Things fold into different territory in the third act, with a move away from the personal to the communal, as the dream-state becomes a realm (the Central Office of Dreams) shared by others. Similarly, Juliette, the elusive girl he seeks, becomes a universal fantasy, some sort of archetype of a collective unconscious. To Michel’s consternation, everyone wants a piece of her.

The score of Juliette has a bewitching beauty, slipping and sliding like the main protagonist’s eerie mindscape. Martinu’s habitual use of unusual instruments – piano and accordion – adds quirkiness and further flavour.

The libretto, based on George Neveux’s 1930 surrealistic drama subtitled la clé des songes (The Key to Dreams) is strong and Martinu adds layers of feeling and mystery that made the playwright declare he’d only ever glimpsed the story’s potential before. We can only speculate how things would have turned out had Martinu not managed to snatch the play away from Kurt Weill, who had previously secured the rights.

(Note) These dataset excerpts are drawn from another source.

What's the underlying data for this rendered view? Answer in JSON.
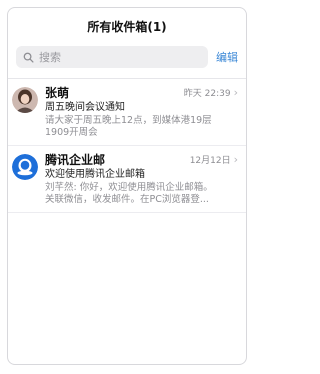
{
  "header": {
    "title": "所有收件箱(1)"
  },
  "search": {
    "placeholder": "搜索",
    "edit_label": "编辑"
  },
  "mails": [
    {
      "sender": "张萌",
      "time": "昨天 22:39",
      "subject": "周五晚间会议通知",
      "preview_line1": "请大家于周五晚上12点，到媒体港19层",
      "preview_line2": "1909开周会"
    },
    {
      "sender": "腾讯企业邮",
      "time": "12月12日",
      "subject": "欢迎使用腾讯企业邮箱",
      "preview_line1": "刘芊然: 你好，欢迎使用腾讯企业邮箱。",
      "preview_line2": "关联微信，收发邮件。在PC浏览器登..."
    }
  ],
  "colors": {
    "accent": "#3a87d6",
    "avatar_blue": "#1e6fd9"
  }
}
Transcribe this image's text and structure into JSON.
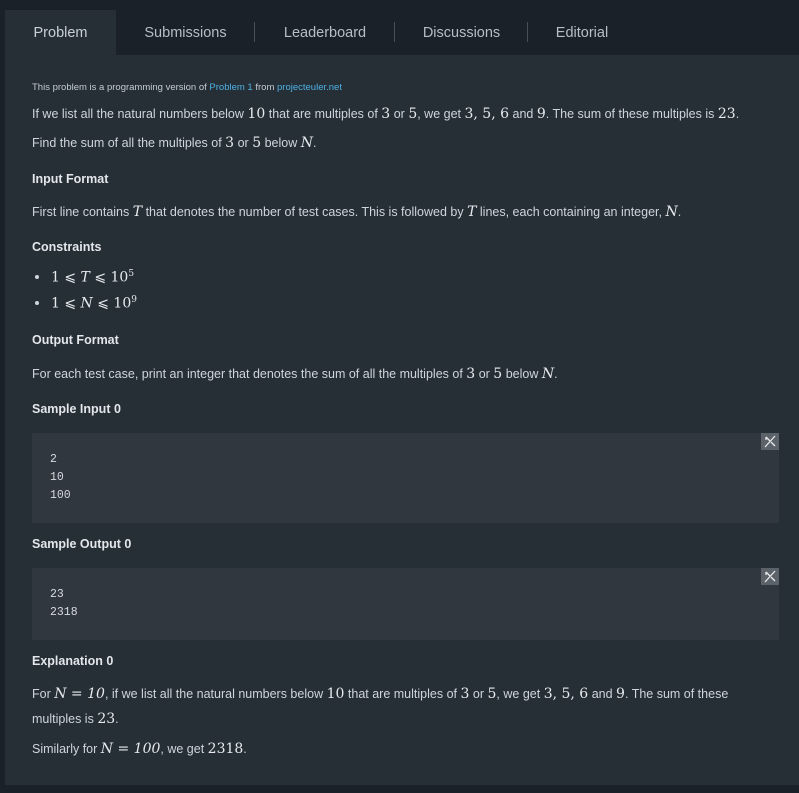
{
  "tabs": [
    {
      "label": "Problem",
      "active": true
    },
    {
      "label": "Submissions",
      "active": false
    },
    {
      "label": "Leaderboard",
      "active": false
    },
    {
      "label": "Discussions",
      "active": false
    },
    {
      "label": "Editorial",
      "active": false
    }
  ],
  "note": {
    "prefix": "This problem is a programming version of",
    "link1": "Problem 1",
    "mid": "from",
    "link2": "projecteuler.net"
  },
  "intro": {
    "t1": "If we list all the natural numbers below",
    "n10": "10",
    "t2": "that are multiples of",
    "n3": "3",
    "or": "or",
    "n5": "5",
    "t3": ", we get",
    "list": "3, 5, 6",
    "and": "and",
    "n9": "9",
    "t4": ". The sum of these multiples is",
    "n23": "23",
    "end": "."
  },
  "find": {
    "t1": "Find the sum of all the multiples of",
    "n3": "3",
    "or": "or",
    "n5": "5",
    "t2": "below",
    "N": "N",
    "end": "."
  },
  "input_format": {
    "heading": "Input Format",
    "t1": "First line contains",
    "T1": "T",
    "t2": "that denotes the number of test cases. This is followed by",
    "T2": "T",
    "t3": "lines, each containing an integer,",
    "N": "N",
    "end": "."
  },
  "constraints": {
    "heading": "Constraints",
    "c1": {
      "left": "1 ⩽ ",
      "var": "T",
      "mid": " ⩽ 10",
      "exp": "5"
    },
    "c2": {
      "left": "1 ⩽ ",
      "var": "N",
      "mid": " ⩽ 10",
      "exp": "9"
    }
  },
  "output_format": {
    "heading": "Output Format",
    "t1": "For each test case, print an integer that denotes the sum of all the multiples of",
    "n3": "3",
    "or": "or",
    "n5": "5",
    "t2": "below",
    "N": "N",
    "end": "."
  },
  "sample_input": {
    "heading": "Sample Input 0",
    "code": "2\n10\n100"
  },
  "sample_output": {
    "heading": "Sample Output 0",
    "code": "23\n2318"
  },
  "explanation": {
    "heading": "Explanation 0",
    "l1": {
      "t1": "For",
      "eq": "N = 10",
      "t2": ", if we list all the natural numbers below",
      "n10": "10",
      "t3": "that are multiples of",
      "n3": "3",
      "or": "or",
      "n5": "5",
      "t4": ", we get",
      "list": "3, 5, 6",
      "and": "and",
      "n9": "9",
      "t5": ". The sum of these"
    },
    "l2": {
      "t1": "multiples is",
      "n23": "23",
      "end": "."
    },
    "l3": {
      "t1": "Similarly for",
      "eq": "N = 100",
      "t2": ", we get",
      "n": "2318",
      "end": "."
    }
  },
  "icons": {
    "copy": "copy-icon"
  }
}
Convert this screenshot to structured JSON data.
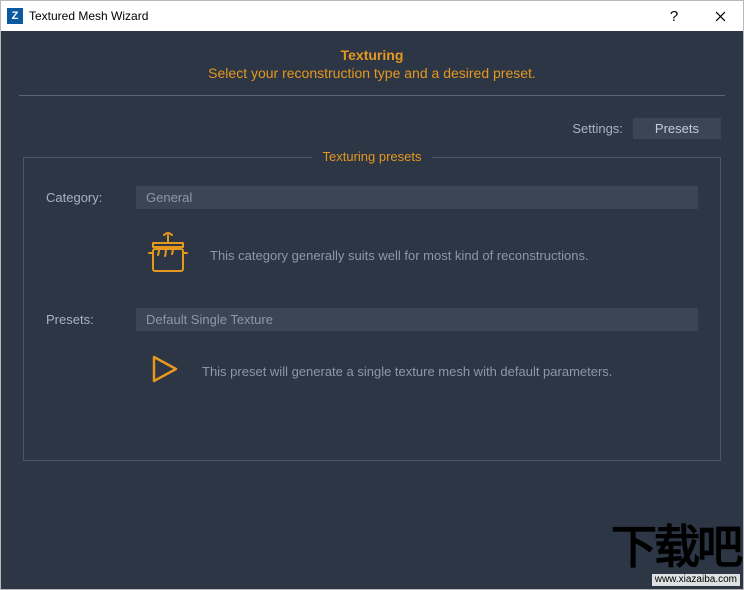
{
  "window": {
    "title": "Textured Mesh Wizard",
    "app_icon_letter": "Z"
  },
  "header": {
    "title": "Texturing",
    "subtitle": "Select your reconstruction type and a desired preset."
  },
  "settings": {
    "label": "Settings:",
    "button": "Presets"
  },
  "fieldset": {
    "legend": "Texturing presets",
    "category": {
      "label": "Category:",
      "value": "General",
      "description": "This category generally suits well for most kind of reconstructions."
    },
    "presets": {
      "label": "Presets:",
      "value": "Default Single Texture",
      "description": "This preset will generate a single texture mesh with default parameters."
    }
  },
  "watermark": {
    "text": "下载吧",
    "url": "www.xiazaiba.com"
  }
}
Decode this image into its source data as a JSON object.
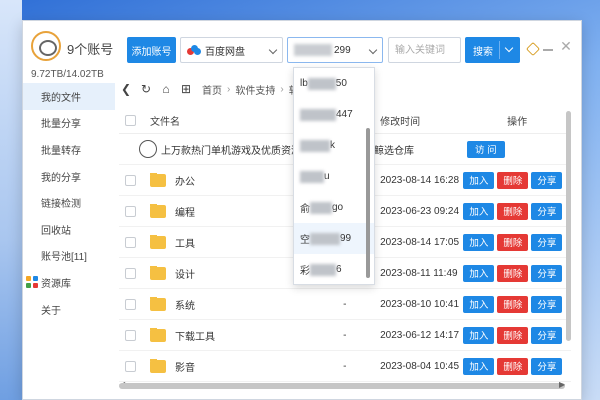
{
  "header": {
    "account_title": "9个账号",
    "storage": "9.72TB/14.02TB",
    "add_account_label": "添加账号",
    "drive_select_value": "百度网盘",
    "account_select_suffix": "299",
    "search_placeholder": "输入关键词",
    "search_label": "搜索"
  },
  "sidebar": {
    "items": [
      {
        "label": "我的文件"
      },
      {
        "label": "批量分享"
      },
      {
        "label": "批量转存"
      },
      {
        "label": "我的分享"
      },
      {
        "label": "链接检测"
      },
      {
        "label": "回收站"
      },
      {
        "label": "账号池[11]"
      },
      {
        "label": "资源库"
      },
      {
        "label": "关于"
      }
    ]
  },
  "nav": {
    "breadcrumbs": [
      "首页",
      "软件支持",
      "软"
    ]
  },
  "table": {
    "headers": {
      "name": "文件名",
      "time": "修改时间",
      "ops": "操作"
    },
    "resource_row": {
      "name": "上万款热门单机游戏及优质资源",
      "time": "鲸选仓库",
      "visit_label": "访 问"
    },
    "rows": [
      {
        "name": "办公",
        "size": "",
        "time": "2023-08-14 16:28"
      },
      {
        "name": "编程",
        "size": "",
        "time": "2023-06-23 09:24"
      },
      {
        "name": "工具",
        "size": "",
        "time": "2023-08-14 17:05"
      },
      {
        "name": "设计",
        "size": "-",
        "time": "2023-08-11 11:49"
      },
      {
        "name": "系统",
        "size": "-",
        "time": "2023-08-10 10:41"
      },
      {
        "name": "下载工具",
        "size": "-",
        "time": "2023-06-12 14:17"
      },
      {
        "name": "影音",
        "size": "-",
        "time": "2023-08-04 10:45"
      }
    ],
    "op_labels": {
      "add": "加入",
      "delete": "删除",
      "share": "分享"
    }
  },
  "dropdown": {
    "items": [
      {
        "prefix": "lb",
        "suffix": "50"
      },
      {
        "prefix": "",
        "suffix": "447"
      },
      {
        "prefix": "",
        "suffix": "k"
      },
      {
        "prefix": "",
        "suffix": "u"
      },
      {
        "prefix": "俞",
        "suffix": "go"
      },
      {
        "prefix": "空",
        "suffix": "99"
      },
      {
        "prefix": "彩",
        "suffix": "6"
      }
    ],
    "selected_index": 5
  },
  "colors": {
    "accent": "#1e88e5",
    "danger": "#e53935",
    "folder": "#f5c042"
  }
}
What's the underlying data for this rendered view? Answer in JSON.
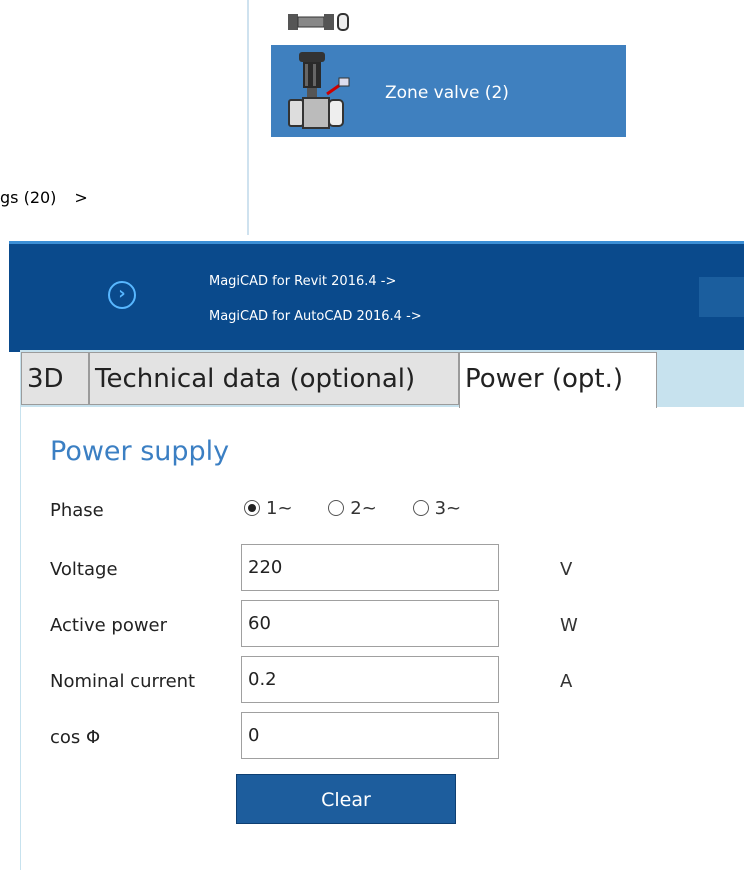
{
  "top": {
    "zone_item_label": "Zone valve (2)",
    "crumb_label": "gs (20)",
    "crumb_arrow": ">"
  },
  "banner": {
    "link1": "MagiCAD for Revit 2016.4 ->",
    "link2": "MagiCAD for AutoCAD 2016.4 ->",
    "button_glyph": "›"
  },
  "tabs": [
    "3D",
    "Technical data (optional)",
    "Power (opt.)"
  ],
  "active_tab": "Power (opt.)",
  "power": {
    "section_title": "Power supply",
    "phase_label": "Phase",
    "phase_options": [
      "1~",
      "2~",
      "3~"
    ],
    "phase_selected": "1~",
    "voltage_label": "Voltage",
    "voltage_value": "220",
    "voltage_unit": "V",
    "active_power_label": "Active power",
    "active_power_value": "60",
    "active_power_unit": "W",
    "nominal_current_label": "Nominal current",
    "nominal_current_value": "0.2",
    "nominal_current_unit": "A",
    "cos_label": "cos Φ",
    "cos_value": "0",
    "clear_label": "Clear"
  },
  "colors": {
    "banner_bg": "#0a4a8c",
    "selected_item_bg": "#3f80bf",
    "section_title": "#3b7fc3",
    "button_bg": "#1d5d9d"
  }
}
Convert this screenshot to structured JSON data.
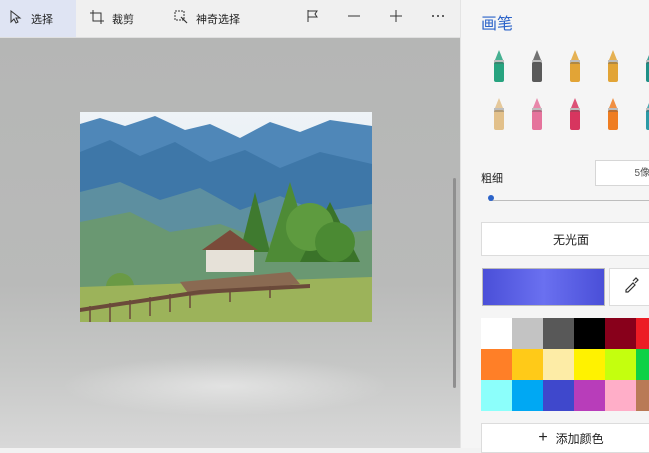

It might be thought that a concert performance of a work that unfolds as a dream would lack the necessary visual dimension. In fact, because dreams are as much about feeling as pictures, the music does most of the work. The illusion was aided, though, by Kenneth Richardson’s more committed than most “semi-staging”, which proved invaluable in helping distinguish between characters. With some doubling and figures constantly shifting and melding into each other, the use of costume and props was very welcome.

US tenor William Burden was a handsome and sympathetic hero, holding the stage for the entire opera, while others flit in and out in various guises. There were vivid characterisations from the likes of Rosalind Plowright (Bird-seller and Fortune-Teller), Jean Rigby (Fish-seller and Grandmother) and Roderick Williams (Man in the Window, Memory-seller etc). In particular, Swiss tenor Andreas Jäggi played his roles of Inspector and Dream Clerk to the utmost.

Magdalena Kozena was a celestial presence as the mysterious and alluring Juliette, while the BBC Singers provided a haunting, echoey background. Behlolavek drew exquisite sounds from the BBC Symphony Orchestra.

Julietta haunted Martinu to the end of his life and it’s no wonder. It’s a captivating work, which insinuates like a wondrous, if infuriating and at times nightmarish, dream from which you’re reluctant to wake.

With no fully-staged productions of Martinu operas at the main London houses so far announced during this celebratory year, this was a major event for the composer’s admirers.

Juliette was recorded by the BBC and will be broadcast on Radio 3 on Tuesday 31 March at 6.30pm.

Martinu’s opera Mirandolina will be performed at Garsington during June and July. Guildhall School of Music and Drama will perform The Marriage, also in June.